Cancer survivors have an increased risk of COVID-19 mortality but non-haematological cancer survivors are only included in current COVID-19 guidance if receiving immunosuppressing treatment (Table 1) [2]. Separately to the study at-risk definition we described prevalence of any new cancer diagnosis in the past one and five years, as cancer survivors may be at increased risk of COVID-19 related death [2].
Statistical analysis
Point prevalence estimates of the at-risk population and each underlying condition on 5 March 2019 were calculated per 100,000 with binomial exact 95% confidence intervals, for each nation in the UK. The at-risk population prevalence was stratified by sex and age, categorised in 5-year bands except 2–9 years and 90–99 years. Prevalence estimates for the at-risk population and each condition were stratified by age and region, separately and in combination. Prevalence values with fewer than five individuals were suppressed to preserve confidentiality.
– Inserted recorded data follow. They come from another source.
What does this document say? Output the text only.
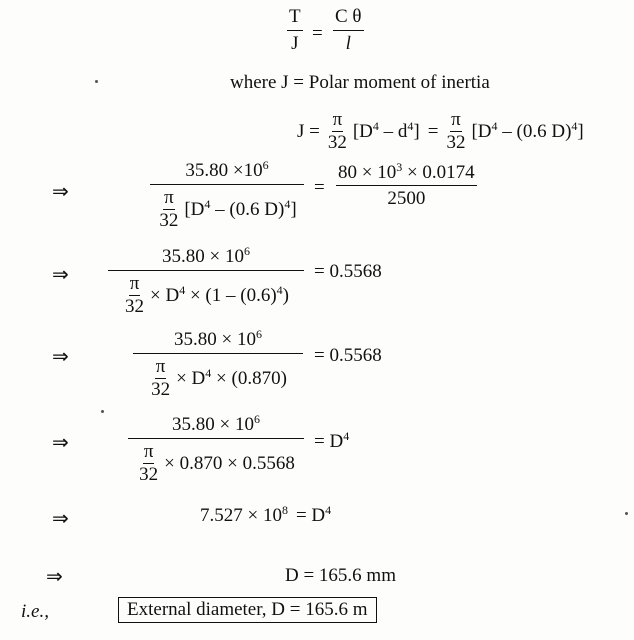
$\frac{T}{J} = \frac{\text{C θ}}{l}$
where J = Polar moment of inertia
$J = \frac{\pi}{32} [D^4 - d^4] = \frac{\pi}{32} [D^4 - (0.6$ D)$^4$]
⇒
$35.80 \times 10^6$
π
32
[$D^4 - (0.6$ D)$^4$]
=
$80 \times 10^3 \times 0.0174$
2500
⇒
$35.80 \times 10^6$
$\frac{\pi}{32} \times D^4 \times (1 - (0.6)^4)$
= 0.5568
⇒
$35.80 \times 10^6$
$\frac{\pi}{32} \times D^4 \times (0.870)$
= 0.5568
⇒
$35.80 \times 10^6$
$\frac{\pi}{32} \times 0.870 \times 0.5568$
= $D^4$
⇒	$7.527 \times 10^8 = D^4$
⇒	D = 165.6 mm
i.e.,	External diameter, D = 165.6 m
For additional analysis estimating the size of the at-risk population including all individuals aged ≥70 years, the at-risk prevalence among individuals aged 2–69 years was age-standardised in 5-year bands, and added to the population aged ≥70 years, using mid-2019 national population estimates [22]. Comparison of prevalence in 2014 to 2019 was stratified by region to account for the change in regional representation of the dataset over time. The point prevalence of pregnancy and underlying health conditions was estimated among women aged 11–49 years on 5 March 2014. Prevalence estimates with and without linked secondary care records were compared among individuals at practices in England which had consented to data linkage.
Sensitivity analyses
CPRD GOLD was nationally representative by age and sex in March 2011 [17]. To update this assessment, the 2019 study population was compared to mid-2019 national population estimates, and 2019 at-risk prevalence estimates directly age-standardised in five-year bands using mid-2019 population estimates for each nation [22].
The main analysis included individuals eligible for any period of time between 1 January and 5 March 2019. Individuals who left CPRD between 1 January and 5 March would not subsequently have had new diagnoses recorded, which could underestimate point prevalence on 5 March. As a sensitivity analysis, at-risk prevalence was estimated with the study population restricted to individuals who were still registered in CPRD on 5 March 2019.
All analysis was conducted using STATA 16 MP.